06.03.2021 | 12:59 Uhr |

Apple mag der unangefochtene Marktführer in Sachen Datenschutz sein, aber es ist nicht genug: Der App Store und Mail haben immer noch eklatante Lücken.

Seit Jahren betont Apple sein Engagement für die Privatsphäre seiner Kunden. Im Gegensatz zu den meisten seiner Konkurrenten erlaubt es Apples Geschäftsmodell (in erster Linie der Verkauf von Produkten und Dienstleistungen, nicht von Werbung), erfolgreich zu sein, ohne darauf angewiesen zu sein, persönliche Informationen von seinen Kunden zu sammeln. Das ist ein großer Vorteil, und Apple weiß das.

Aber wenn ich mir die Produktstrategie von Apple ansehe, bin ich überrascht, wie sehr das Unternehmen es versäumt hat, seine einzigartige Position auszunutzen. Von Betriebssystem-Funktionen bis hin zu neuen Diensten sollte sich das Unternehmen stärker auf den Datenschutz konzentrieren und den Vorsprung gegenüber der Konkurrenz ausbauen.

Vorreiter Safari – aber was ist mit anderen Apps?

Apple hat bei der Verwaltung der Privatsphäre innerhalb von Safari ziemlich gute Arbeit geleistet. Bei der Nutzung des Internets werden Informationen auf einige grundlegende Arten weitergegeben, aber Apple hat in Safari viele Technologien eingebaut, um Tracking und Profiling zu reduzieren. Und natürlich haben die neuen Tracking-Richtlinien von Apple Facebook sehr, sehr wütend gemacht .

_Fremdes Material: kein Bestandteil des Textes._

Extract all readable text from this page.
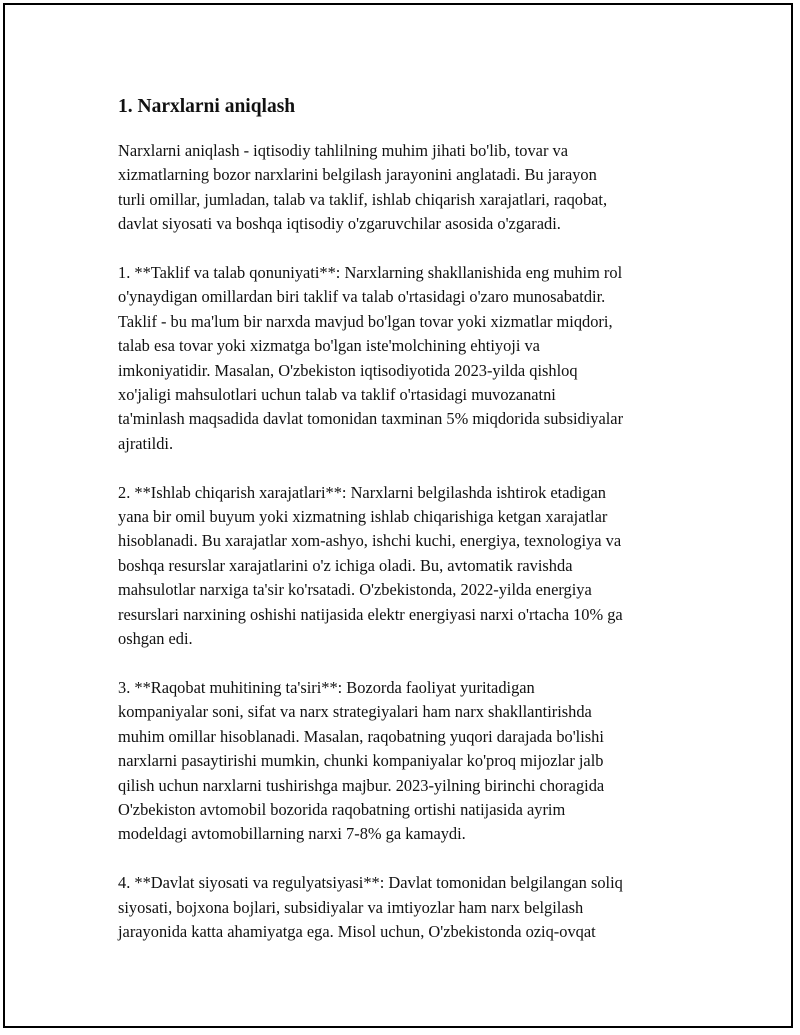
1. Narxlarni aniqlash
Narxlarni aniqlash - iqtisodiy tahlilning muhim jihati bo'lib, tovar va
xizmatlarning bozor narxlarini belgilash jarayonini anglatadi. Bu jarayon
turli omillar, jumladan, talab va taklif, ishlab chiqarish xarajatlari, raqobat,
davlat siyosati va boshqa iqtisodiy o'zgaruvchilar asosida o'zgaradi.
1. **Taklif va talab qonuniyati**: Narxlarning shakllanishida eng muhim rol
o'ynaydigan omillardan biri taklif va talab o'rtasidagi o'zaro munosabatdir.
Taklif - bu ma'lum bir narxda mavjud bo'lgan tovar yoki xizmatlar miqdori,
talab esa tovar yoki xizmatga bo'lgan iste'molchining ehtiyoji va
imkoniyatidir. Masalan, O'zbekiston iqtisodiyotida 2023-yilda qishloq
xo'jaligi mahsulotlari uchun talab va taklif o'rtasidagi muvozanatni
ta'minlash maqsadida davlat tomonidan taxminan 5% miqdorida subsidiyalar
ajratildi.
2. **Ishlab chiqarish xarajatlari**: Narxlarni belgilashda ishtirok etadigan
yana bir omil buyum yoki xizmatning ishlab chiqarishiga ketgan xarajatlar
hisoblanadi. Bu xarajatlar xom-ashyo, ishchi kuchi, energiya, texnologiya va
boshqa resurslar xarajatlarini o'z ichiga oladi. Bu, avtomatik ravishda
mahsulotlar narxiga ta'sir ko'rsatadi. O'zbekistonda, 2022-yilda energiya
resurslari narxining oshishi natijasida elektr energiyasi narxi o'rtacha 10% ga
oshgan edi.
3. **Raqobat muhitining ta'siri**: Bozorda faoliyat yuritadigan
kompaniyalar soni, sifat va narx strategiyalari ham narx shakllantirishda
muhim omillar hisoblanadi. Masalan, raqobatning yuqori darajada bo'lishi
narxlarni pasaytirishi mumkin, chunki kompaniyalar ko'proq mijozlar jalb
qilish uchun narxlarni tushirishga majbur. 2023-yilning birinchi choragida
O'zbekiston avtomobil bozorida raqobatning ortishi natijasida ayrim
modeldagi avtomobillarning narxi 7-8% ga kamaydi.
4. **Davlat siyosati va regulyatsiyasi**: Davlat tomonidan belgilangan soliq
siyosati, bojxona bojlari, subsidiyalar va imtiyozlar ham narx belgilash
jarayonida katta ahamiyatga ega. Misol uchun, O'zbekistonda oziq-ovqat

Aber das Unternehmen kann noch mehr tun. Letzte Woche wies John Gruber von Daring Fireball auf die Datenschutzprobleme in Mail hin. Nachrichten können eingebettete Tracker in Form von unsichtbaren Bildern haben und standardmäßig lädt Apple Mail diese Bilder.

Ja, Sie können das automatische Laden von Bildern abschalten – aber das bedeutet, dass die meisten E-Mail-Nachrichten, die Sie erhalten, kaputt aussehen. Apple gibt Ihnen eine Möglichkeit, Bilder mit einem einzigen Knopf zu laden – aber dann sind alle Bilder sichtbar und somit das eingebettete Tracking aktiviert. Und Sie können Nachrichten von Personen und Diensten, denen Sie vertrauen, nicht so einstellen, dass alle Bilder automatisch geladen werden, sodass Sie dies jedes Mal tun müssen.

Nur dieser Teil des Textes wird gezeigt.